The case, which had upended Lula’s bid for a third presidential term in 2018, has opened the door for him to run again in 2022. Lula was the highest politician in Brazil prosecuted in the sweeping investigation known as “Operação Lava Jato,” or “Operation Car Wash,” which brought down a number of prominent officials and business elites in the country and elsewhere in Latin America.
But the investigation in Brazil has been roiled by evidence that prosecutors and judges collaborated improperly. Prosecutors in Lula’s case, for example, alleged that Lula received renovations to a beach-front property and thousands of dollars worth of furniture as a bribe from engineering firm OAS. Lula, however, maintained the investigation was politically motivated and strongly denied any wrongdoing. Lula’s arguments received a boost when text messages leaked to investigative news outlet The Intercept in 2019 revealed that the judge overseeing the case, Sergio Moro, had been strategizing with the prosecution.
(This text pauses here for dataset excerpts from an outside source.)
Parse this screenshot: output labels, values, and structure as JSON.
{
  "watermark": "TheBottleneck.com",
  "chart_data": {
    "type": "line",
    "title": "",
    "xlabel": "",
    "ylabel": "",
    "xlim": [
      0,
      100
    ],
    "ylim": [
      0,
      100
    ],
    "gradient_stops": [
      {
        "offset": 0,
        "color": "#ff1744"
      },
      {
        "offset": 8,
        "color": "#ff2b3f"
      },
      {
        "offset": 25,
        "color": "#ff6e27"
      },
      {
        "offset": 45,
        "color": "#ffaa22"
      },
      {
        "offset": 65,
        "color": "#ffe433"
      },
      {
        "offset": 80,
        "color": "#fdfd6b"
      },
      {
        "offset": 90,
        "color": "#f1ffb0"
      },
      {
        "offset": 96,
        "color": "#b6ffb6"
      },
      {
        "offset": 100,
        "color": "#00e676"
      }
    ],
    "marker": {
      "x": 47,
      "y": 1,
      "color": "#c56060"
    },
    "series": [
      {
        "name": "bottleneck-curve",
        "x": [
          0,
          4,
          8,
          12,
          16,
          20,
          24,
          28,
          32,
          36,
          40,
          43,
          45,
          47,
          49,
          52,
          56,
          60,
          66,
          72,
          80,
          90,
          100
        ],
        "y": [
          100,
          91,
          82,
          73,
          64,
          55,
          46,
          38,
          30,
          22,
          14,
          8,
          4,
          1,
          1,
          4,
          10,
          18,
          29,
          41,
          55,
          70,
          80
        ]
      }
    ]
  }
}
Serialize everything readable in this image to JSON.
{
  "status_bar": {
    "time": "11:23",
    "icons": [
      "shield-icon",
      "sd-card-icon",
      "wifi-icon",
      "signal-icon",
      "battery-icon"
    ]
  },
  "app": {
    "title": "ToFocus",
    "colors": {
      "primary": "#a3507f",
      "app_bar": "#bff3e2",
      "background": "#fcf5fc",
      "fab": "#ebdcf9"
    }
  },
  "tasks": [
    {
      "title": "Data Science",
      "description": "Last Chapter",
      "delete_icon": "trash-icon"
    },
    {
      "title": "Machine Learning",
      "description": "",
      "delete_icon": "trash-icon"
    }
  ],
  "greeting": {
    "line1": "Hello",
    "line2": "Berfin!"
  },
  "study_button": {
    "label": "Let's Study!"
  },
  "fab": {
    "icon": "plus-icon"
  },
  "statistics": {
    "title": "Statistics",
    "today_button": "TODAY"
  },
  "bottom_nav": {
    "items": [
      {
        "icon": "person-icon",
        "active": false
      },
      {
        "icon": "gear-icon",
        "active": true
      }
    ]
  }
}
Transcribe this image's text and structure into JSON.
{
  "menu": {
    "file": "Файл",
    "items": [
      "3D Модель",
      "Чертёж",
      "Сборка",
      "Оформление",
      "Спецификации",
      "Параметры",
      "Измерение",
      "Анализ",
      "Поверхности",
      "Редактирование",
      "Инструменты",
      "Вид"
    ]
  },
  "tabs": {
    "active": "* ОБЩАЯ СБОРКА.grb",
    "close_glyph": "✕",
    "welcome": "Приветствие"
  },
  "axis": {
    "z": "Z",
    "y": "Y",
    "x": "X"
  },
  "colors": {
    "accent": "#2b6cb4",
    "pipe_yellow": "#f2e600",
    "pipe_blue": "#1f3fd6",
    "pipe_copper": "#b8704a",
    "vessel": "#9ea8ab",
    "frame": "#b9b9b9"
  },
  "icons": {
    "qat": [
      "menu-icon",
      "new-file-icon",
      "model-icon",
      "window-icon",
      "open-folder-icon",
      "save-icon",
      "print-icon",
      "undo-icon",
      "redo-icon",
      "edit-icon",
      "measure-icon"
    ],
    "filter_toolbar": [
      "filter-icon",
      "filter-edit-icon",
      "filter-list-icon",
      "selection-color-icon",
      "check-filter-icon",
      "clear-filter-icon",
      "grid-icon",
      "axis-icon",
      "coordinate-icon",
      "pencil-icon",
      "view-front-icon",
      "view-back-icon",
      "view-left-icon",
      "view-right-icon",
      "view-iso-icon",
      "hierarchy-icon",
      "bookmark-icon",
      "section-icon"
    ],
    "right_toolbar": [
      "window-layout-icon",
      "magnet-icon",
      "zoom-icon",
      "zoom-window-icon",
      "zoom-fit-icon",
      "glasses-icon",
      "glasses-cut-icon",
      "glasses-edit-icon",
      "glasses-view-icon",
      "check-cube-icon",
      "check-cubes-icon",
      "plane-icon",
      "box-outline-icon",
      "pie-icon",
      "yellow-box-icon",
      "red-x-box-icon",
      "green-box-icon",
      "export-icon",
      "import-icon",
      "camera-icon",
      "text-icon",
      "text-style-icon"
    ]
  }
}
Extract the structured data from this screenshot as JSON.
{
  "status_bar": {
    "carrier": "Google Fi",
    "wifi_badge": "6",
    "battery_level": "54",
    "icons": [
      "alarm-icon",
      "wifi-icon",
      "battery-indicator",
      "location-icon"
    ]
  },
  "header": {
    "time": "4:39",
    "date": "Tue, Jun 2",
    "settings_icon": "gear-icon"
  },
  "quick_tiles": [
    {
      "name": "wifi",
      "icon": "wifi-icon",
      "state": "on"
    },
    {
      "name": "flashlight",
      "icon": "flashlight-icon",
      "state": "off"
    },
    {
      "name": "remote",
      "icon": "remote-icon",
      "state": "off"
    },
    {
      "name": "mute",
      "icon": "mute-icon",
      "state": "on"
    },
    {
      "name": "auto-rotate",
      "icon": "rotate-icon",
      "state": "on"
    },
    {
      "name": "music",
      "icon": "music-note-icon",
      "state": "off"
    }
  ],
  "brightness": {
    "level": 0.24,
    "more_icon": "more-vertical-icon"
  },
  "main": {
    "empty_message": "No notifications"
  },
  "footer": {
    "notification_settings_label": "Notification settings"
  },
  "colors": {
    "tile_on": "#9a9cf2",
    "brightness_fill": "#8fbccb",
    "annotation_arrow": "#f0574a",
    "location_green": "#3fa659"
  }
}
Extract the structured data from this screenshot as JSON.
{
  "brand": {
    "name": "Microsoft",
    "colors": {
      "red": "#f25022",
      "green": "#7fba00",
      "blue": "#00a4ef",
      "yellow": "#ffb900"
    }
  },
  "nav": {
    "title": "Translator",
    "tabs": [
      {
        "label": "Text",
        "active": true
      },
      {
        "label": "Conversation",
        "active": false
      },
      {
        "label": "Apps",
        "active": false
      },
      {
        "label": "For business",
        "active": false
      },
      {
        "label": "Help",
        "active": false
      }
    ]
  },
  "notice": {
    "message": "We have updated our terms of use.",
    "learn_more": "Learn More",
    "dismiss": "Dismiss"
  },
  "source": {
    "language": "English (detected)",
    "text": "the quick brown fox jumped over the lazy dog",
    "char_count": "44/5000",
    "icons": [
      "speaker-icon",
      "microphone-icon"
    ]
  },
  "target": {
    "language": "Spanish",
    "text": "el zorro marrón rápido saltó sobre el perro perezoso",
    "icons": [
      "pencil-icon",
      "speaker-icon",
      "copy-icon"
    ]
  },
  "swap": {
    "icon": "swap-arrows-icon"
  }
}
What’s more, Moro was accused of illegally releasing wiretap recordings, which hurt Lula politically and accelerated the impeachment of his successor, Dilma Rousseff. Around the same time, Moro was in discussions with right-wing President Jair Bolsonaro – Lula’s presidential rival – to become justice minister. Moro’s posting as minister became official shortly after Bolsonaro won the election.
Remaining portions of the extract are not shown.